Objectivity is dead, long live Objectivity!

Are p-values an objective measure? Bayesian Statistics are not as objective as Frequentist statistics for the simple reason that they need more assumptions, that is, a prior. This is why to even talk about Objective Bayesian Statistics is an oxymoron and yet seems to be the most popular Bayesian school out there. But anyhow, how about p-values then, can they be subjective? Is there such thing as Objectivity in statistics? death_of_the_justice_by_quadraro-d6sapo4

For a time I thought p-values were an objective measure but then a couple of blows put to rest my dream on having an objective procedure to deal with uncertainty. This is the story of the Subjectivity one-two combo that knocked out flat my Objectivity dreams…

The first blow against Objectivity

And thus one day I learned about the likelihood principle. Estating that the same data should drive any researcher to the same inferential decisions seemed reasonable and made me doubt about the p-value objectivity for a moment.

So yeah, all right, If you want to show that Frequentist Statistics do not hold the likelihood principle we can design two experiments using the same data with the same significance and have different inferential results.

So what? Admittedly the likelihood principle example  is a bit contrived and unconvincing since it is hard to imagine a real situation where two scientists will disagree on the likelihood function to analyze the undocumented data of an experiment left by a third scientist.

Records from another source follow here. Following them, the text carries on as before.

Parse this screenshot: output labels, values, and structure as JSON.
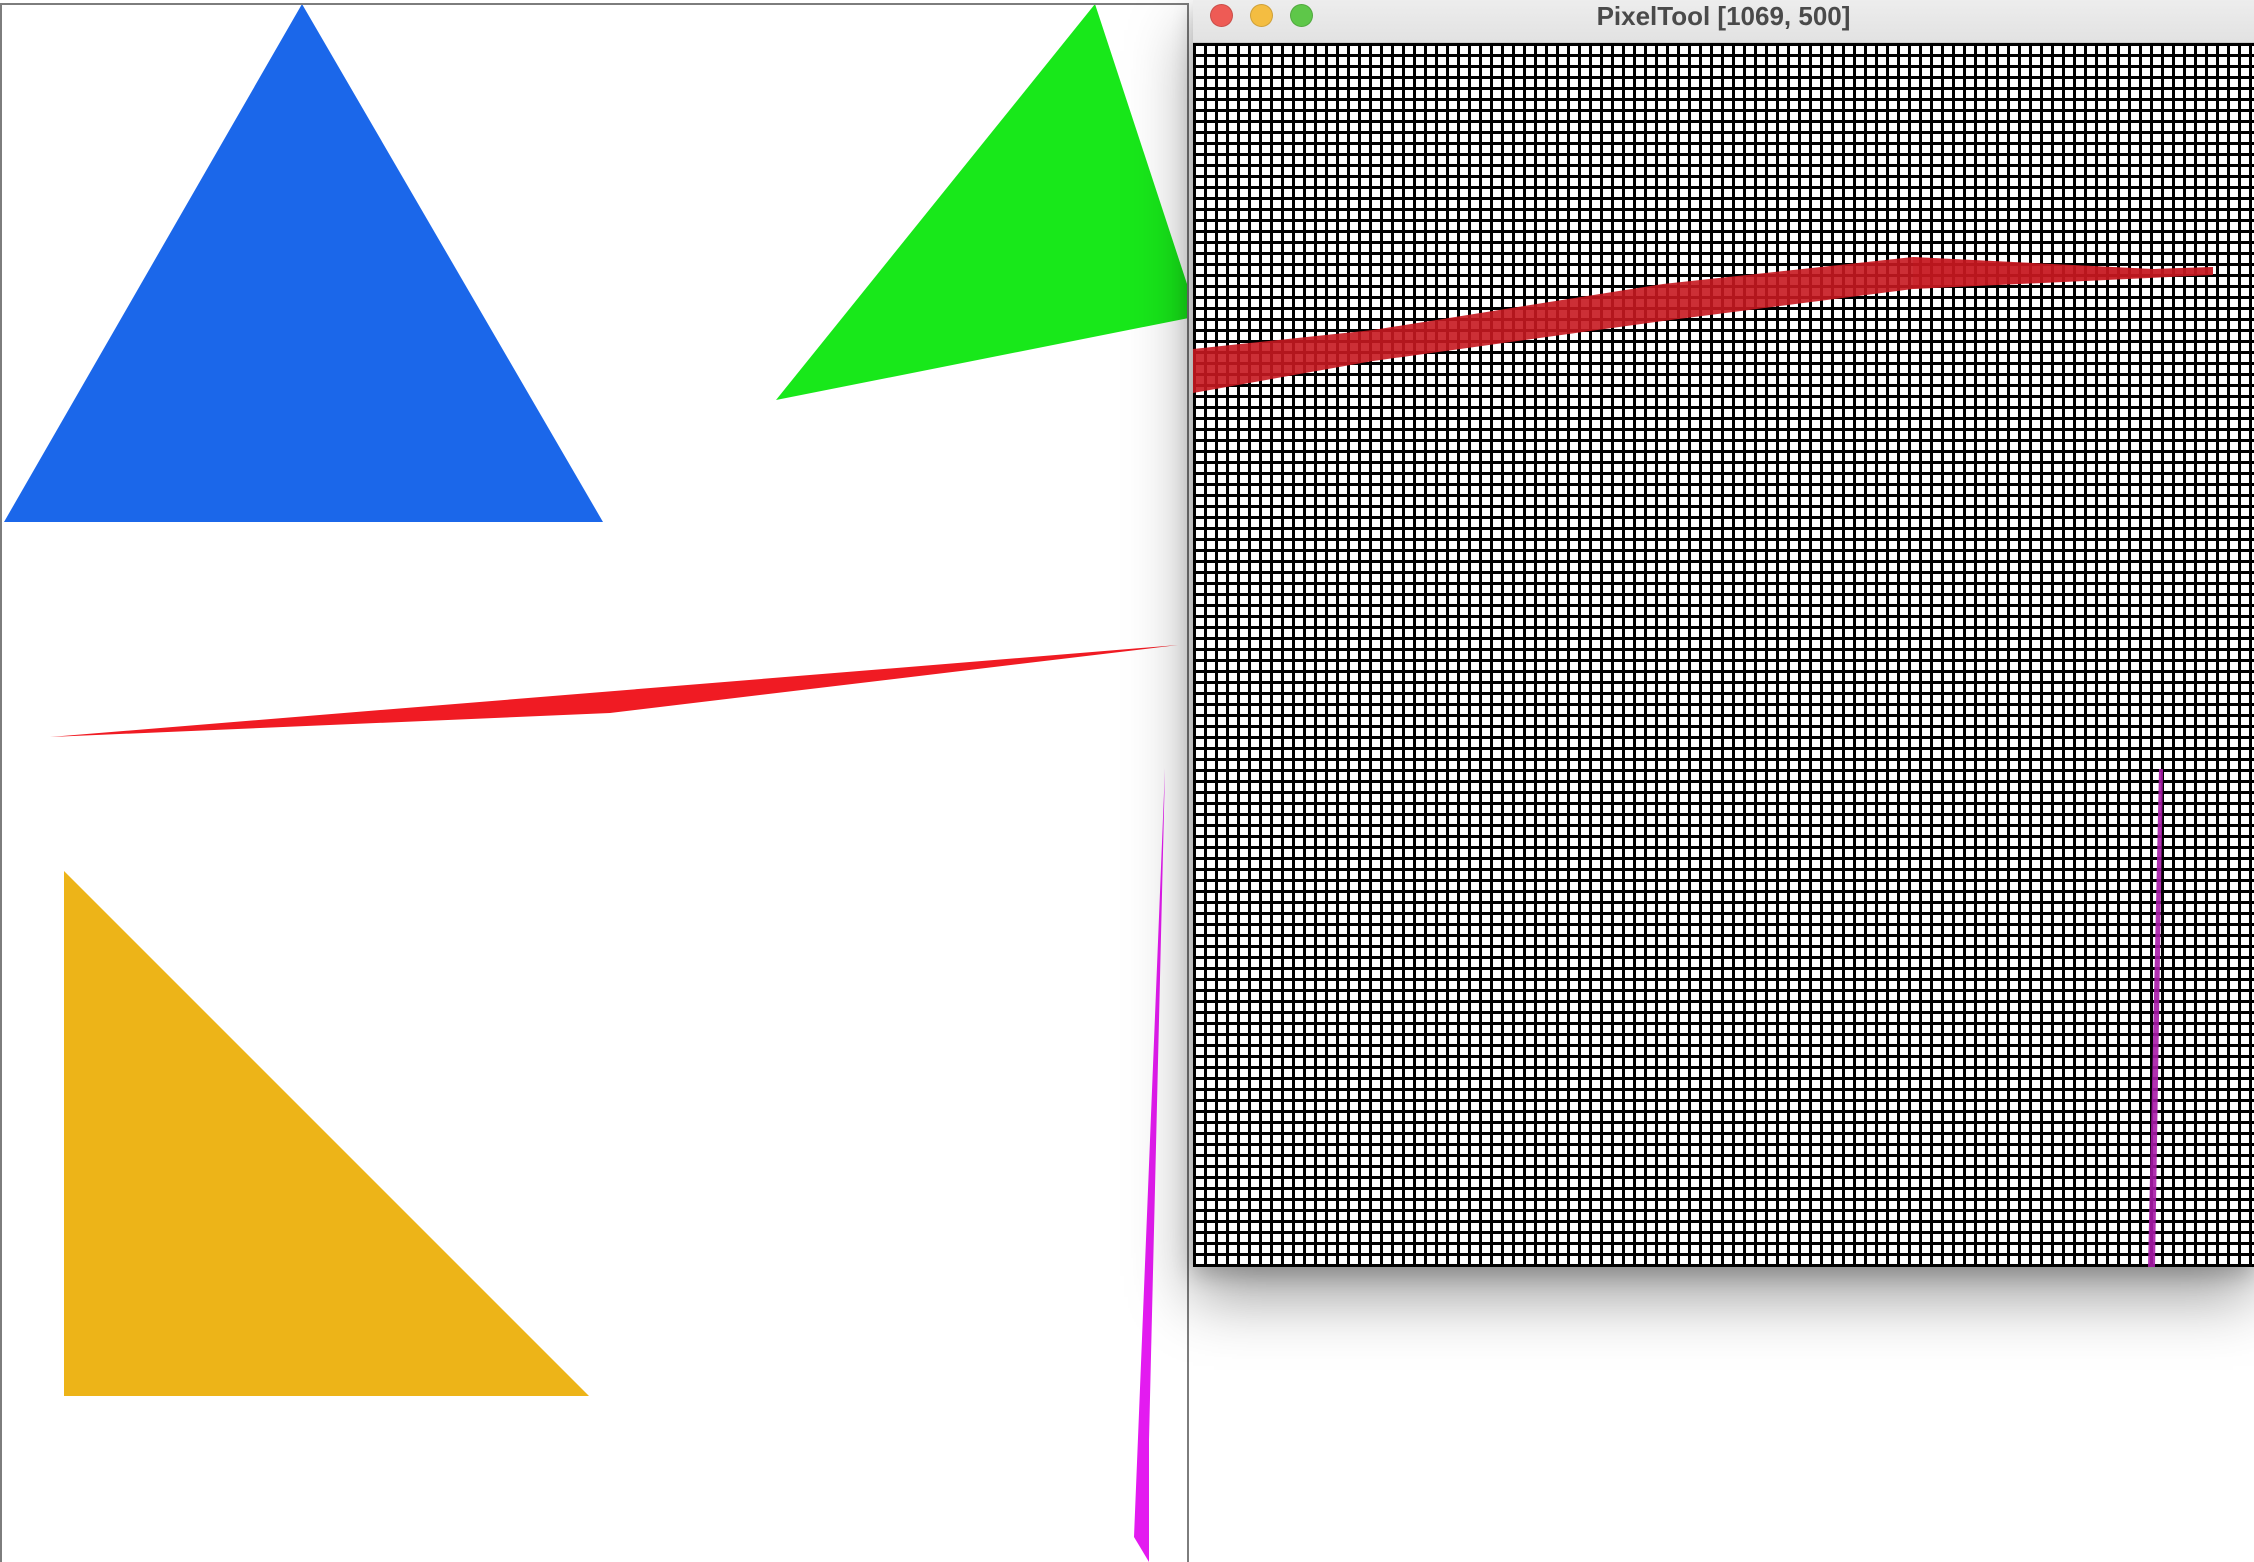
{
  "canvas": {
    "shapes": [
      {
        "name": "blue-triangle",
        "color": "#1b67ea"
      },
      {
        "name": "green-triangle",
        "color": "#18e81a"
      },
      {
        "name": "red-sliver-triangle",
        "color": "#f01b23"
      },
      {
        "name": "yellow-triangle",
        "color": "#edb418"
      },
      {
        "name": "magenta-sliver-triangle",
        "color": "#e31bf0"
      }
    ]
  },
  "pixeltool": {
    "title": "PixelTool [1069, 500]",
    "buttons": {
      "close": {
        "color": "#ee5b55"
      },
      "minimize": {
        "color": "#f4bd41"
      },
      "zoom": {
        "color": "#5ec749"
      }
    },
    "grid_color": "#000000",
    "magnified_red": "#c61820",
    "magnified_magenta": "#a91aa9"
  }
}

But even if this was the case, when looked in detail, the purpose of  Frequentist Statistics, or Error Statistics as Philosopher of Science Deborah Mayo would call it, is to establish a procedure which, when used over and over again, will guarantee an error rate defined by the significance of our experiments.

So it would be reasonable, and quite objective, that both scientist would agree that none of them know how the experiment was designed by the third scientist and, therefore, combining both p-values into one unique p-value would be warranted.

However, to be honest, it was quite annoying that two frequentist scientists might reach different conclusions with the same data. So though I found the example peculiar and made my belief in objectivity stumble it was still not enough to desist on my Objectivity dream.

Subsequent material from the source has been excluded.